Alexander Platt has conducted the U.S. premieres of works of Britten, Shostakovich, Ned Rorem, Colin Matthews, Russell Platt, and Judith Weir, and in Boca Raton led his own large-orchestra version of Libby Larsen's Sonnets from the Portuguese. With the Wisconsin Philharmonic he recently led the world premiere of Joseph Schwantner’s symphony Chasing Light, as part of a consortium of American orchestras under the Ford Motor Fund/League of American Orchestras Made In America commission; and in 2010-11, he leads both Aaron Jay Kernis’ Simple Songs and the world premiere of Daron Hagen’s newly revised Third Symphony, with the same ensemble.
A research scholar for the National Endowment for the Humanities before he entered college, Alexander Platt was educated at Yale University, as a conducting fellow at both Aspen and Tanglewood, and then at King’s College Cambridge under a British Marshall Scholarship.
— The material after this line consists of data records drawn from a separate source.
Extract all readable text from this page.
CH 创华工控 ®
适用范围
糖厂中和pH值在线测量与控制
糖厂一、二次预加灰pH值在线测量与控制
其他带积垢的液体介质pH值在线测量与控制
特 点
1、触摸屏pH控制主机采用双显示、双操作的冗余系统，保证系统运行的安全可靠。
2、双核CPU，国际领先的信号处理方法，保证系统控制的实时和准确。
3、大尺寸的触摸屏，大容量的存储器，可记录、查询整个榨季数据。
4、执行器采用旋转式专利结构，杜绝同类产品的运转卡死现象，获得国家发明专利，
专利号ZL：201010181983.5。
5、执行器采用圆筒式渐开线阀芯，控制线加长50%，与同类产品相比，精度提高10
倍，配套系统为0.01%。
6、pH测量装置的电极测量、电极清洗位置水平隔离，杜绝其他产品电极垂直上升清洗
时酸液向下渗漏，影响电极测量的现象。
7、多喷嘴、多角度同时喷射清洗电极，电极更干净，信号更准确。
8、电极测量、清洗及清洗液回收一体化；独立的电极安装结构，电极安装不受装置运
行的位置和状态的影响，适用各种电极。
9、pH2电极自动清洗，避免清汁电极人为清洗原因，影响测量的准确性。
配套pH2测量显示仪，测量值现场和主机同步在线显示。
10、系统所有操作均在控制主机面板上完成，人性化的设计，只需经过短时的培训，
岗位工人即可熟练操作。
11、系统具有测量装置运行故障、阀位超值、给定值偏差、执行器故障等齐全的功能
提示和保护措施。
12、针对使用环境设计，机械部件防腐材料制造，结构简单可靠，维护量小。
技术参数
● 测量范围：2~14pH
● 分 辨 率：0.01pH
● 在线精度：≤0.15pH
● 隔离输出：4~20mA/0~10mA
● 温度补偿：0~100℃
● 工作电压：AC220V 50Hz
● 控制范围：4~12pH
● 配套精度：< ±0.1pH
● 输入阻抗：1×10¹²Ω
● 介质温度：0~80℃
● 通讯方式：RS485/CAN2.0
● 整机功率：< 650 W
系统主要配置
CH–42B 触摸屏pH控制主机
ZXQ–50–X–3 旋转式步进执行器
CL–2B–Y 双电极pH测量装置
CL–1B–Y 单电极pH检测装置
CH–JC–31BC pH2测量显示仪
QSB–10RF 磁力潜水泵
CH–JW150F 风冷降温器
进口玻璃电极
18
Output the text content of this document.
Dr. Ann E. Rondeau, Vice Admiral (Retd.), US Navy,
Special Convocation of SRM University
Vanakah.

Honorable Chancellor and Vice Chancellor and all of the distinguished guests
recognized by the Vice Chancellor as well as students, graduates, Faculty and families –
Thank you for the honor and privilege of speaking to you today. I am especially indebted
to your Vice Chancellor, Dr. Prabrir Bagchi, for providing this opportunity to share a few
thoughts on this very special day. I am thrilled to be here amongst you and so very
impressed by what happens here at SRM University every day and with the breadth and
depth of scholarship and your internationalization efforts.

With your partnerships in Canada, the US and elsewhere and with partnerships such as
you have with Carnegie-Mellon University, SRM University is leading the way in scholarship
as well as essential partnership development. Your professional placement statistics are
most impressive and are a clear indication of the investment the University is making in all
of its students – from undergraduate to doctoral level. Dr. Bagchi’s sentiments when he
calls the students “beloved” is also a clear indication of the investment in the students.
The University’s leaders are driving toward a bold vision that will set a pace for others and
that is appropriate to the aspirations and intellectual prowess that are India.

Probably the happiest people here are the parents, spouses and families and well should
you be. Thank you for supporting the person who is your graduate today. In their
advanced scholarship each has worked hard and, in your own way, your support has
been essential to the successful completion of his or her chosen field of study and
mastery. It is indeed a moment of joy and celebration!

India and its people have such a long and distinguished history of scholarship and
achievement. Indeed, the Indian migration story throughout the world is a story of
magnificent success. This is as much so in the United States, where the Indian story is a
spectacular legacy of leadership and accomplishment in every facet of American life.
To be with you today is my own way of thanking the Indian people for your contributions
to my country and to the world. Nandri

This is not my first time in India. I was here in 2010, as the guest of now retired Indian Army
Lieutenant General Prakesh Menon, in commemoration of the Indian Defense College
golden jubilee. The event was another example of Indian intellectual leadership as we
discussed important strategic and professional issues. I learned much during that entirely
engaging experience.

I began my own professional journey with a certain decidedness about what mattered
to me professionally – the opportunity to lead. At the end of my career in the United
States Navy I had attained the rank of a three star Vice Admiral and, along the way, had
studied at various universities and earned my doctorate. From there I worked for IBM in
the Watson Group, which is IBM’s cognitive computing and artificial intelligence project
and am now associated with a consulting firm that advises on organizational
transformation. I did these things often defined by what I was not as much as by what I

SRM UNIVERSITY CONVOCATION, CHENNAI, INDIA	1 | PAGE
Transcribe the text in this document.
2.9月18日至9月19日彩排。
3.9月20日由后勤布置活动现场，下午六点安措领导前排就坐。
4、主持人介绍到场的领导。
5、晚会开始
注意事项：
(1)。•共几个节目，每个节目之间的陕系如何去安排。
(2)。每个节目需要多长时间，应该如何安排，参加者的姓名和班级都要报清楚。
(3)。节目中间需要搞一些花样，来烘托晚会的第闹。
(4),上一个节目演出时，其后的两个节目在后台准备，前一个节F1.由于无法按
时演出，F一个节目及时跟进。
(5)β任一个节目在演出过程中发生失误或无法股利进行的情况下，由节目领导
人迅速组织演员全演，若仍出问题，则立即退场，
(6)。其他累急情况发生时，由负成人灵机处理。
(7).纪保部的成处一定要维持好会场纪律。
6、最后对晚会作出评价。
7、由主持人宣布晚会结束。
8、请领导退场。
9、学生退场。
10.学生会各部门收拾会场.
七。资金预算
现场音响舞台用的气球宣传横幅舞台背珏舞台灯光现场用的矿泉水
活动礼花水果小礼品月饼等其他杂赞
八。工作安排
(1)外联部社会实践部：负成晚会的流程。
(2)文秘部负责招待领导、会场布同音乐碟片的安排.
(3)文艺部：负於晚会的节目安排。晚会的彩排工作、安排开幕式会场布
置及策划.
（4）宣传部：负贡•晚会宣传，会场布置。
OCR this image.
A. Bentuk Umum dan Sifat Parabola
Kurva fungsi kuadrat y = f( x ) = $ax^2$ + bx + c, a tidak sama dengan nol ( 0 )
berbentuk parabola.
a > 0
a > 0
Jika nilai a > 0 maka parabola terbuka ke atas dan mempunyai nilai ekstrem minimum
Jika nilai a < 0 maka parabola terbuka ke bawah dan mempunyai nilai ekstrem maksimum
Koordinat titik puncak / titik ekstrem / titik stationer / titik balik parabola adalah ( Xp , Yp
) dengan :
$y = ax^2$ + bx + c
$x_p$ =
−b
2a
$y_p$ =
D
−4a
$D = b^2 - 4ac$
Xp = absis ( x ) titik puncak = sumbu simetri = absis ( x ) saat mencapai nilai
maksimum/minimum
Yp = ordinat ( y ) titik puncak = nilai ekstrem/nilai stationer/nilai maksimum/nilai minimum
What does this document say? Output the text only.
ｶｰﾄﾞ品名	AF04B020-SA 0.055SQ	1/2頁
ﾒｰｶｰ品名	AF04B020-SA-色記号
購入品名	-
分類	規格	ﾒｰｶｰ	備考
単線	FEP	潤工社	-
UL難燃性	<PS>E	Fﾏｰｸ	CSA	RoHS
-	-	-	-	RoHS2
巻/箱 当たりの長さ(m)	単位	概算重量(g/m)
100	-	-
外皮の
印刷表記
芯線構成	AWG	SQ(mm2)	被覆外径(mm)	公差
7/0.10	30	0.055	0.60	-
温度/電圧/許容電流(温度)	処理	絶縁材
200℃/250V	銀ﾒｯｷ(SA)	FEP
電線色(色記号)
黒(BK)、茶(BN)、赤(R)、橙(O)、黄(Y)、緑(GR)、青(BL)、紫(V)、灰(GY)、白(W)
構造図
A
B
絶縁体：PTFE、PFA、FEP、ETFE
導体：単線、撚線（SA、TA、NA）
At Cambridge he led all of the important musical societies, deputized in the legendary King’s College Choir, and as conductor of the Cambridge University Opera Society led a revival of Britten’s neglected OWEN WINGRAVE that earned him high praise in the London press. During this time he also made his professional debut at the Aldeburgh Festival, his London debut at the Wigmore Hall, and reconstructed the lost chamber version of the Mahler Fourth Symphony, which has gone on to become a classic of the repertoire. In addition to recording for National Public Radio, the South-West German Radio and the BBC, his 2004 recording of Max Bruch’s Scottish Fantasy with violinist Rachel Barton still appears frequently on radio stations across America.